A computing device, comprising:

a handheld housing and processor and display, said display displaying a plurality of different indicators, and wherein at least one of said indicators, when selected with a single actuation, selecting execution of a prestored sequence of actions based on said single actuation that interface with a remote internet site, takes some action on the remote internet site, and returns information from the internet site, all based on said single actuation, wherein said sequence accesses a plurality of different Internet sites, and said information is based on said plurality of Internet sites.

To combat part one of the two-part Alice test, the patent owner “argue[d] that that the patent claims are like those in [Enfish, LLC v. Microsoft Corp., 822 F.3d 1327 (Fed Cir. 2016)] because they focus on improvements to apparatuses (computers and computing devices), not processes.” The court rejected this argument, noting that “the focus of the [patent] claims is on the abstract process of retrieving and transmitting data, and that this process is performed on general-purpose, ordinary computer components.” True, claim 1 recites a single command triggering a sequence of actions and returning information, “[b]ut the claim language is silent as to how to actually achieve the collection and transmission of information.”

Step two of the Alice test, whether the claim included limitations “to transform the claim into an inventive concept,” could not save the day for the patent owner. The court made now-familiar comments about how the claims simply used generic and pre-existing computer technology, and did nothing more than automate “human activity using conventional technology,” which “is not an inventive concept.” The court also rejected comparison to DDR Holdings, LLC v. Hotels.com, L.P., 773 F.3d 1245 (Fed. Cir. 2014), because “the claims here do not override any routine sequence of events on the Internet.”

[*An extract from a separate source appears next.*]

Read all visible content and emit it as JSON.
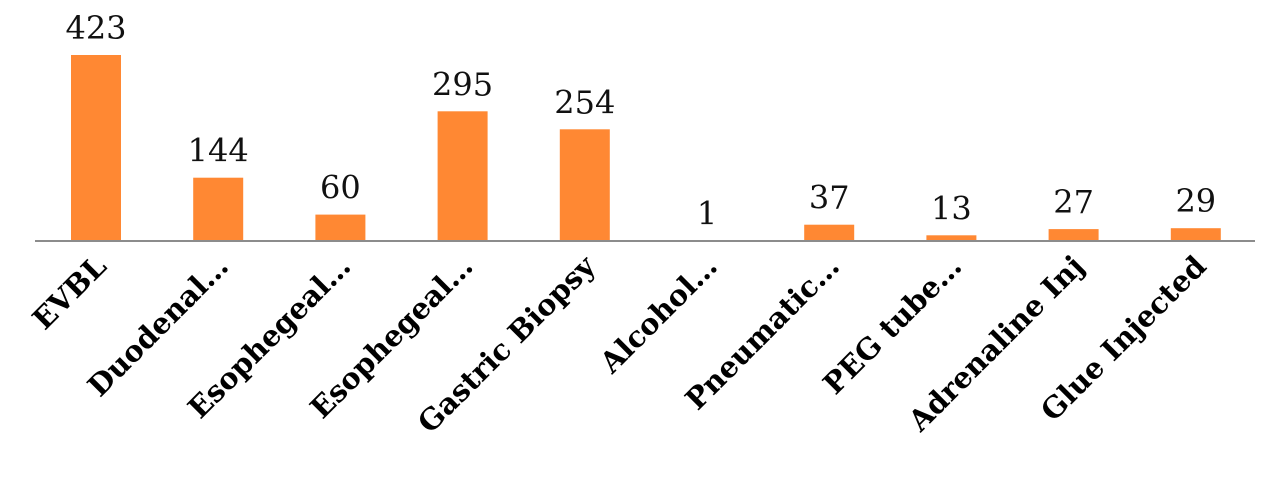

Finally, in what might have seemed to the patent owner to be a slightly Kafkaesque twist, the court refused to consider an inventor declaration that attempted to demonstrate “the technological problems in improvements caused by the invention.” Because a motion to dismiss is limited to consideration of “well-pleaded allegations of the complaint, documents incorporated by reference, and judicially noticed facts, the inventor’s “declaration [was] inappropriate to consider.” To be fair, the court then explained why it would not grant leave to amend, i.e., made clear that it felt able to resolve the patent-eligibility question simply by reading the patent specification and claims (which of course are part of the complaint).

Lessons for Practice

One significant aspect of this case is simply reinforcement of the strong message concerning disfavoring functional claim language in patent-eligibility analysis sent by the Federal Circuit on the same day in Apple Inc. v. Amaranth Inc., discussed in a prior post on this blog. And the lesson for practice from this case is the same as stated in that post: broad functional claims are in trouble; do your best to do the impossible and avoid them. Here, it was fatal to claim functionality without any explanation in the patent Specification, much less inclusion of such explanation in the claims, concerning how the functionality was achieved.